Esra Göktepe

“İnsan bir yolcudur. Bu yolculuk ise alem-i ervahtan, rahm-i maderden, sabavetten, gençlikten, ihtiyarlıktan, dünyadan, kabirden, berzahtan, haşirden, sırattan geçer bir  uzun sefer-i imtihandır.” Bediüzzaman hazretlerine ait bu cümleler insanın yaşamındaki devr-i daimi anlatıyor. Bir hayattan diğerine geçiş, ipek ipliklerle birbiri arasına konulmuş köprüler gibi. Yaşam ile ahiret arasına konulan narin ama sağlam, ince ama kopmayan köprüler.

Rabbimiz her iki hayatın ihtiyaçlarını, gereçlerini rahmet hazinesinden karşılamıştır. Fakat biz cahilliğimizden olacak, tüm bu gereçleri bu hayat için kullanır olmuşuz. Halbuki onda birini bu dünyaya, kalan dokuzunu da ahirete sarf etmek gerekti, yanıldık. Bu durum şuna benziyor; Görevi gereği birkaç memleket gezmek için devletten 24 lira harcırah alan bir memur, ilk dahil olduğu memlekette 23 lirayı harcasa, öteki yerlerde ne yapacaktır? Devlete ne cevap verecektir? Böyle yapan kendine akıllı diyebilir mi? Aynen öyle de yaratıcımız her iki hayat levazımatını elde etmek için bize 24 saatlik bir vakit vermiştir. Çoğunu aza, azını çoğa vermek suretiyle, 23 saati kısa ve fani olan dünya hayatına, hiç olmazsa bir saati de beş vakit namaza ve baki uhrevi hayata sarf etmek lazım ki dünyada paşa, ahirette geda olmayalım. İşte bu yüzden bir hayatı diğer hayata aktaran, onları birbirine bağlayan köprülerden alnımızın akıyla geçmek  olmalı tüm çabamız. Yolculuğumuzu sırat-ı müstakim üzere planlamalı, ona göre yaşamalıyız.
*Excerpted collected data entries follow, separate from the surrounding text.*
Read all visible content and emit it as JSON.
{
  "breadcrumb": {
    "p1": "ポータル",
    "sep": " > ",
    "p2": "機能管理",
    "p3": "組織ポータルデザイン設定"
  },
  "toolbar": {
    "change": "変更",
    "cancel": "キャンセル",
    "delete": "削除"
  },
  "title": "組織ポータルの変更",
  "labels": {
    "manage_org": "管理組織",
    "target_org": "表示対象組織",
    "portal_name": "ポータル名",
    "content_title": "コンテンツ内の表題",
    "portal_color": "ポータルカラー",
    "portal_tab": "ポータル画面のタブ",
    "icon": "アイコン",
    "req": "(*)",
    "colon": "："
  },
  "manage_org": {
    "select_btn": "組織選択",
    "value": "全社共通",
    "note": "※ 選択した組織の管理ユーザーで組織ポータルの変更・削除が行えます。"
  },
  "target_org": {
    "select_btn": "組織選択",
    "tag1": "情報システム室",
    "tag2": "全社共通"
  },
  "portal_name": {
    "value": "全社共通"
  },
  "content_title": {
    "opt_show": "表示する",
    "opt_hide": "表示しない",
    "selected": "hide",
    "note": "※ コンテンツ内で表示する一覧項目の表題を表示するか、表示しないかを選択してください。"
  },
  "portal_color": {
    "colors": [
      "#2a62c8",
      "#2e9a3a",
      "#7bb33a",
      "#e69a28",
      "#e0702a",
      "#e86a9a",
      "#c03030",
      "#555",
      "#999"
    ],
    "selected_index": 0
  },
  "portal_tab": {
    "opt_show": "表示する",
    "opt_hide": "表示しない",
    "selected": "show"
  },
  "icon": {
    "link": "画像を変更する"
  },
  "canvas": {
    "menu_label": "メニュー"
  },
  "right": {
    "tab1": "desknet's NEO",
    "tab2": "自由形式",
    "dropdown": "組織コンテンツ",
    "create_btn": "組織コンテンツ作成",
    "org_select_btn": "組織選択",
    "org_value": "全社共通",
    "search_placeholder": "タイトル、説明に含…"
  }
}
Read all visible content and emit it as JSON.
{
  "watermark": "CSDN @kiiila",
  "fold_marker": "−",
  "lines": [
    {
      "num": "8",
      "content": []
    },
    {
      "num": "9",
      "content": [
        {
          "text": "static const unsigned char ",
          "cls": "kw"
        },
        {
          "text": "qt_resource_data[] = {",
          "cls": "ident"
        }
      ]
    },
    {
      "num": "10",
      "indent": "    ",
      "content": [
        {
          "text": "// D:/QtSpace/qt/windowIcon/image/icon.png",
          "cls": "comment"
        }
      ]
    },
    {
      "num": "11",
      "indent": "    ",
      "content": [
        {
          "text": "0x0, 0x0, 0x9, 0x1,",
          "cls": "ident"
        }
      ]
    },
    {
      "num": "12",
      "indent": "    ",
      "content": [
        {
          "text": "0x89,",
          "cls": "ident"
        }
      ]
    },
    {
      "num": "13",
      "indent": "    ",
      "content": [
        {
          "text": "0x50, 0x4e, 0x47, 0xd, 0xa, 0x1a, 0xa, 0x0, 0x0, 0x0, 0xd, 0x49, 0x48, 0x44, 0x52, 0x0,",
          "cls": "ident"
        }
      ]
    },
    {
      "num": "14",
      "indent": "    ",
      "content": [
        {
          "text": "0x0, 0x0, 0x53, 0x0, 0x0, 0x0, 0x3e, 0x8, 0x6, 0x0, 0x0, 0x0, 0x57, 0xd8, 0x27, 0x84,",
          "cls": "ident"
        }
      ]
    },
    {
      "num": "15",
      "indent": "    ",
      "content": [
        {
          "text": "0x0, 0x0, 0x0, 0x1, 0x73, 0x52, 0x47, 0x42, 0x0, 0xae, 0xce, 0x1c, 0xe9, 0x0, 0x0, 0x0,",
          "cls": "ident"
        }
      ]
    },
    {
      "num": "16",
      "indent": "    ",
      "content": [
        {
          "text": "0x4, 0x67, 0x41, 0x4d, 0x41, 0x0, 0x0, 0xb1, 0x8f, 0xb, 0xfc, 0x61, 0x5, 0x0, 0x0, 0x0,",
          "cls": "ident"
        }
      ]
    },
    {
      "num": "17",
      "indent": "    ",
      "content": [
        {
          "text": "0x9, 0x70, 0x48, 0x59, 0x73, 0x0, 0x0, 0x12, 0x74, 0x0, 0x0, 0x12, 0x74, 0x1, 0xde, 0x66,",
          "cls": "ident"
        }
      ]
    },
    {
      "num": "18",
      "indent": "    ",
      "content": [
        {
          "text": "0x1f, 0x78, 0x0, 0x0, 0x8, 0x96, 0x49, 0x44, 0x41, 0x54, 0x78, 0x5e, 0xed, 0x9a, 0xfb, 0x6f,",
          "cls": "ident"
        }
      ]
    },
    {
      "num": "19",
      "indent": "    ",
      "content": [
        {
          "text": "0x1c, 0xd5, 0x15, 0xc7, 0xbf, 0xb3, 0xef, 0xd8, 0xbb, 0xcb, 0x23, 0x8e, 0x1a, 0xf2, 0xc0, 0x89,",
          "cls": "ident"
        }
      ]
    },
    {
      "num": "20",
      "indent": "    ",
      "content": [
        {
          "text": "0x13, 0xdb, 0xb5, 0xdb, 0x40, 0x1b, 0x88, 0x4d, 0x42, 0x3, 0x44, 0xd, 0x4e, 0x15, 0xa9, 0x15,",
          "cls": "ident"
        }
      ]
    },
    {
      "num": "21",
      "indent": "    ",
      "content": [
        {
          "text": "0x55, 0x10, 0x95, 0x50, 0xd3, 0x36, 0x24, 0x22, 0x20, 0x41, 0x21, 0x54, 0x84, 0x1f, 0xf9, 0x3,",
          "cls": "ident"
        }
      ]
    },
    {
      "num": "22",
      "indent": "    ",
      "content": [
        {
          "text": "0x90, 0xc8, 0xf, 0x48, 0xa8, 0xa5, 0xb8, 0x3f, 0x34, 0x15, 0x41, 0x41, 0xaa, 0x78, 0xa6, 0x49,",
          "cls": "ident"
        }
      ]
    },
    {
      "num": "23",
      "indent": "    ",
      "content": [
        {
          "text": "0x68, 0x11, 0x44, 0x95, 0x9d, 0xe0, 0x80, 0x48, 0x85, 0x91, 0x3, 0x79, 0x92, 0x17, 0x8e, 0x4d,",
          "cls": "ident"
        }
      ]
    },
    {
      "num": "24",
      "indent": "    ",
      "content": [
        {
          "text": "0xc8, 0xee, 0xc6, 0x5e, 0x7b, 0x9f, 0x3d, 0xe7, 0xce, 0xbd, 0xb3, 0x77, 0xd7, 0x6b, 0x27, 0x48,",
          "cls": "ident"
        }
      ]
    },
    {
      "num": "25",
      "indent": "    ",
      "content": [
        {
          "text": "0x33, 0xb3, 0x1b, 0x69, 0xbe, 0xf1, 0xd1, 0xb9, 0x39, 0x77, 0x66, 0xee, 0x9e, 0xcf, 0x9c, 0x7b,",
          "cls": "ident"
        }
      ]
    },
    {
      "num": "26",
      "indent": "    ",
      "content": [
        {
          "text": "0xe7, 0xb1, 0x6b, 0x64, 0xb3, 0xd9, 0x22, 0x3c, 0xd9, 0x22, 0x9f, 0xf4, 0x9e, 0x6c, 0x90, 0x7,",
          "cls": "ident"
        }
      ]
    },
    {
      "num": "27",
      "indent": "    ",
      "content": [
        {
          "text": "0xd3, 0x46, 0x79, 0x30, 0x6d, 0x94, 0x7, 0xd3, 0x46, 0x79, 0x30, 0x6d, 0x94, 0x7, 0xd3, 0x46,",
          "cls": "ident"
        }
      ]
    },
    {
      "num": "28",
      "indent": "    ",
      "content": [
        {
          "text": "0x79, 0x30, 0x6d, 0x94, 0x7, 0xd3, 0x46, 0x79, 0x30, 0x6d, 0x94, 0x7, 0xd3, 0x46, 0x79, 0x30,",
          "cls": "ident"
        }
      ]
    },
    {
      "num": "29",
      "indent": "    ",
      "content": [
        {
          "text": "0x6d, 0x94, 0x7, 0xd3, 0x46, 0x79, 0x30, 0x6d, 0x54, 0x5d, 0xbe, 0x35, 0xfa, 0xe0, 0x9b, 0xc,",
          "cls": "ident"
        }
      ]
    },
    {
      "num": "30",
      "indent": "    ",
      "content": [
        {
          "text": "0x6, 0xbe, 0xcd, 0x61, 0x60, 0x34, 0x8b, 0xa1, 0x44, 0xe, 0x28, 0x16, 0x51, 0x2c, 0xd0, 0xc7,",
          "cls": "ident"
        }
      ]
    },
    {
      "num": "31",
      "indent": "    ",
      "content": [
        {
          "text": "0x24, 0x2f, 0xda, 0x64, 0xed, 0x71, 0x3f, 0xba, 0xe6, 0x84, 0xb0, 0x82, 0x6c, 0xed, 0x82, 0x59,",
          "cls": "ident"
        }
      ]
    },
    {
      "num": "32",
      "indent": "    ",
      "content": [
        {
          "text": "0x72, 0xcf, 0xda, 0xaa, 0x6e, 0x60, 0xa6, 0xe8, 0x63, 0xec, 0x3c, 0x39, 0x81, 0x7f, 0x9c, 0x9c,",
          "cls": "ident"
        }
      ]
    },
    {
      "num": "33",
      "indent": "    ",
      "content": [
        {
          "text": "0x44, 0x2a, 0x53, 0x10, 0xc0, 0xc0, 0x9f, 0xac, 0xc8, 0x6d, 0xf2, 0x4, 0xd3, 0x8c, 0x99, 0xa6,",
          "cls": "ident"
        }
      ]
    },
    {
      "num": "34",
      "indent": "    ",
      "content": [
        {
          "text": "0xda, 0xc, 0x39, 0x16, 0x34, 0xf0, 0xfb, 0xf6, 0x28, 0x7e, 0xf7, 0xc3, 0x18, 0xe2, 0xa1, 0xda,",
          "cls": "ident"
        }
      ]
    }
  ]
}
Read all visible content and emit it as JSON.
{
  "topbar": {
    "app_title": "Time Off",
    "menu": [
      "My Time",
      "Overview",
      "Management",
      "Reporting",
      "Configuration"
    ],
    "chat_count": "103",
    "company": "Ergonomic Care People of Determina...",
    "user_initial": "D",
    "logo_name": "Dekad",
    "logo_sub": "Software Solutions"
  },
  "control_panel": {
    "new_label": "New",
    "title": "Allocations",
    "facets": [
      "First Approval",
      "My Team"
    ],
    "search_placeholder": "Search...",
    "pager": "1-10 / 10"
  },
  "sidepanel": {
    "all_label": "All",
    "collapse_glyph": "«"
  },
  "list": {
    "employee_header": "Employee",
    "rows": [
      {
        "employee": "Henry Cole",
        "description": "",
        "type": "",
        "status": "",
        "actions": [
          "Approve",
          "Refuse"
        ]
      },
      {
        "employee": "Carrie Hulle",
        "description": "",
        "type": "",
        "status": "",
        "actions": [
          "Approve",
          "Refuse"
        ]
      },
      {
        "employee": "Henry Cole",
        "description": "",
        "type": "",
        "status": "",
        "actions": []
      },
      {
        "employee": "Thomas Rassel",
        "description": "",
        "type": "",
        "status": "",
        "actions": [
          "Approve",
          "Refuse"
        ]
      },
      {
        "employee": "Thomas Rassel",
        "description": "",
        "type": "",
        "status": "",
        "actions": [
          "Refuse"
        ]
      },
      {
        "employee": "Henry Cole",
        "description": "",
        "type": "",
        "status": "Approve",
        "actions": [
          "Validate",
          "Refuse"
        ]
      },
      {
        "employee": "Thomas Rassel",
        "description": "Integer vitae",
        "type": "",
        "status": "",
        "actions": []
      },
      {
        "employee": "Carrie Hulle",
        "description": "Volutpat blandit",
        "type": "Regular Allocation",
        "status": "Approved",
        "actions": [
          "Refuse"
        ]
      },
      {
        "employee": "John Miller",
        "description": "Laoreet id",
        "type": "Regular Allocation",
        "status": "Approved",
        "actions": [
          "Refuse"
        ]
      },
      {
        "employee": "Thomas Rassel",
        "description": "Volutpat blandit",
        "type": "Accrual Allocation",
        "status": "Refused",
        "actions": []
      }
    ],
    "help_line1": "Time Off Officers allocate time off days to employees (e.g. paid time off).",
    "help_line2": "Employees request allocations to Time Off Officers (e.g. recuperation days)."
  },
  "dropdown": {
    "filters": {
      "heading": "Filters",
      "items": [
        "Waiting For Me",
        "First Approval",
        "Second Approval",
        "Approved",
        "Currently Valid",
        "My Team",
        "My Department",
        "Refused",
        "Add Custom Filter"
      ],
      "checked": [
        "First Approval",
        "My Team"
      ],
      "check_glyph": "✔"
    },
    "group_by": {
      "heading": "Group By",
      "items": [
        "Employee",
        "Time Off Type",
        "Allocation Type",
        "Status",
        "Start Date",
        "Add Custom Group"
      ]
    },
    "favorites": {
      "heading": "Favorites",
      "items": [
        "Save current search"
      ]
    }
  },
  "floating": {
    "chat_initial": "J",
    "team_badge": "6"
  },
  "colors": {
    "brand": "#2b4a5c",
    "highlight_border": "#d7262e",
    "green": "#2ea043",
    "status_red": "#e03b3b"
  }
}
Evet, alem-i ervahtan başlıyor yolculuğumuz. İlk söz verişlerimiz, Rabbimize biat edişlerimiz, bu hayatın bize hediyeleri. Ruhumuzun Cenab-ı Hakkın muhabbetiyle mest olduğu alem incecik bir köprüyle rahmi madere aktarılıyor. Orada konaklıyoruz. O sıcacık, o güven dolu, annemizle ilk bağımız olan karanlık yuvamızda dokuz ay büyüyoruz. Doğum köprüsüyle, bambaşka bir dünyaya adım atıyoruz. En safâne, en mutlu günlerimiz başlıyor sonra. Sabavet zamanı. Yani çocukluk dönemimiz. Hayatımızın çekirdeği hükmündeki o günler. Yaşamımız üzerinde en etkili  yıllar. Sebepsizce koşup eğlendiğimiz, sorumluluğun üzerimize çöreklenmediği masum yıllar. Kuşlar kadar özgür yıllar. 

Yavaş yavaş Rabbimizle tam manasıyla hemhâl olacağımız gençlik köprüsüne yaklaştık. Bu yıllar da çok güzel. Tıpkı pembe baharlar gibi. Büyüdüğünü, muhatap alındığını bilmek, Rab katında sorumlu olduğunu hatırlamak, manevi yolculuğa ilk adımları atmak, tökezleye tökezleye de olsa iffet ve ibadet üzerine bir gençlik yaşamak. Taşı sıksan suyunu çıkaracak enerjinle , heyecanlarınla, ilk kalp çarpıntılarınla , her şeyiyle baki olmasını isteyeceğin bir nimet gençlik. Ama her şey gibi, gençlik de solacak ve yerini ihtiyarlığa bırakacak. İhtiyarlık köprüsünde hayat acılaşacak bize. Eski güç, eski neşe, eski akıl olmayacak bedenimizde. Tek teselli olarak, gençlik bizi bırakıp gitse de, iffet ve ibadetle geçirilen her dakikanın baki meyveler vereceğini bilmemiz olacak. Fani gençliğimiz bekaya kalbolacak.İhtiyarlıktan sonra ölüm köprüsü var sırada. Ah, nimetleri acılaştıran bu köprüden geçmek ne zor. Ama mümin kul biliyor ki ölümün peçesi karanlık, siyah , çirkin ise de, kalbi iman nuruyla parlayanlar için onun simasi nuranidir, güzeldir. İdam değil, firak değil, ebedi hayatın başlaması, dost ve ahbaba kavuşma biletidir.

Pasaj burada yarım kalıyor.